Most people have explained the term yield on here. In basic terms, it is the amount of revenue generated by the seats available on the airplane. However, there is so much that goes into it.
There are complex math equations that go into calculating yield. But it starts with yield management or basically, inventory control. An airline (or hotel) has to look at historical booking trend data (year over year, same period), leisure traveler versus business traveler, no-shows, events that are/were happening in certain towns (for example, COMDEX in LAS sells out airline seats), empty seats flown and competitive pricing at other airlines.
Then they have to decide, based on the above data, what percentage of seats they will sell at a discounted price versus a full price. There about 10,000 fare changes per day in the airline industry. Yield management's job is to fill airplanes at a profit. They analyze the sale of seats on every flight they are responsible for and determine whether they should raise the price or lower the price.

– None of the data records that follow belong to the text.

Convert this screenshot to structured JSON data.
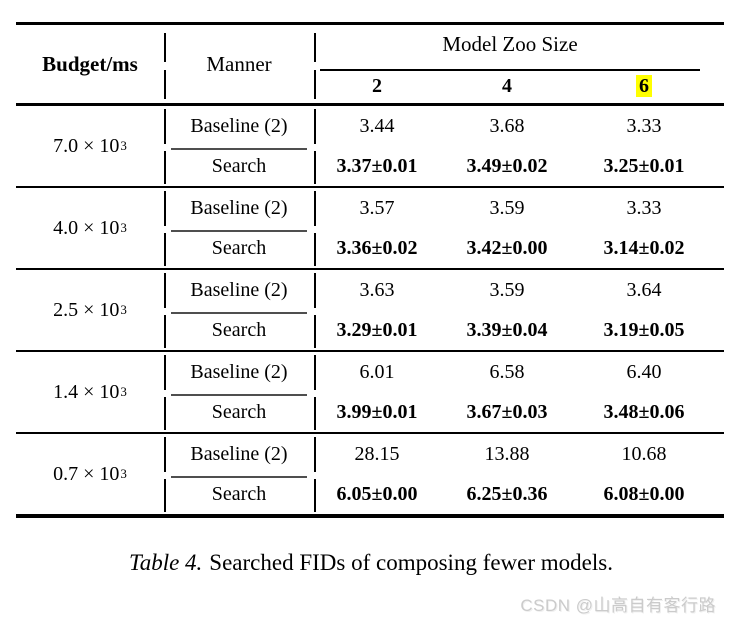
{
  "page": {
    "background": "#ffffff"
  },
  "table": {
    "header": {
      "budget_label": "Budget/ms",
      "manner_label": "Manner",
      "zoo_group_label": "Model Zoo Size",
      "zoo_sizes": [
        "2",
        "4",
        "6"
      ],
      "highlighted_zoo_size": "6",
      "highlight_color": "#ffff00"
    },
    "blocks": [
      {
        "budget_base": "7.0 × 10",
        "budget_exp": "3",
        "baseline_label": "Baseline (2)",
        "baseline_values": [
          "3.44",
          "3.68",
          "3.33"
        ],
        "search_label": "Search",
        "search_values": [
          "3.37±0.01",
          "3.49±0.02",
          "3.25±0.01"
        ]
      },
      {
        "budget_base": "4.0 × 10",
        "budget_exp": "3",
        "baseline_label": "Baseline (2)",
        "baseline_values": [
          "3.57",
          "3.59",
          "3.33"
        ],
        "search_label": "Search",
        "search_values": [
          "3.36±0.02",
          "3.42±0.00",
          "3.14±0.02"
        ]
      },
      {
        "budget_base": "2.5 × 10",
        "budget_exp": "3",
        "baseline_label": "Baseline (2)",
        "baseline_values": [
          "3.63",
          "3.59",
          "3.64"
        ],
        "search_label": "Search",
        "search_values": [
          "3.29±0.01",
          "3.39±0.04",
          "3.19±0.05"
        ]
      },
      {
        "budget_base": "1.4 × 10",
        "budget_exp": "3",
        "baseline_label": "Baseline (2)",
        "baseline_values": [
          "6.01",
          "6.58",
          "6.40"
        ],
        "search_label": "Search",
        "search_values": [
          "3.99±0.01",
          "3.67±0.03",
          "3.48±0.06"
        ]
      },
      {
        "budget_base": "0.7 × 10",
        "budget_exp": "3",
        "baseline_label": "Baseline (2)",
        "baseline_values": [
          "28.15",
          "13.88",
          "10.68"
        ],
        "search_label": "Search",
        "search_values": [
          "6.05±0.00",
          "6.25±0.36",
          "6.08±0.00"
        ]
      }
    ]
  },
  "caption": {
    "tag": "Table 4.",
    "text": "Searched FIDs of composing fewer models."
  },
  "watermark": {
    "text": "CSDN @山高自有客行路",
    "color": "#cbcbcb"
  }
}
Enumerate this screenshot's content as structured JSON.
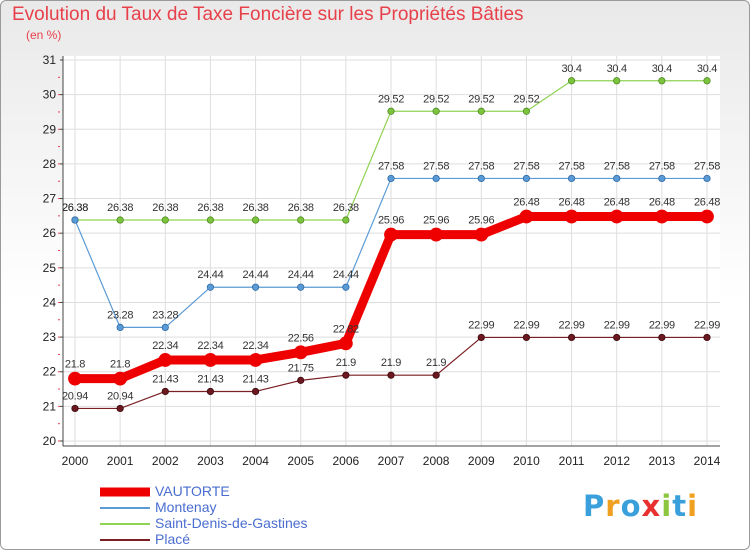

If seats are not selling, or have not sold close to the departure date, you will often see inventory dumped into the system last minute at substantial savings.
Another important component in yield management is overbooking flights when there is a chance that a passenger will not show up. The airline does not want to fly an empty seat and lose revenue. So they overbook flights, once again based upon historical data, by a certain percentage, to ensure seats are filled. The problem happens when all the passengers show up. Then they have to bump people and pay some sort of compensation. Typical overbook rates are about 10-20%.
Yield management personnel are highly stressed individuals. It takes a special person to work in that department. If you work at an airline, I suggest going to visit that department and watch them in action.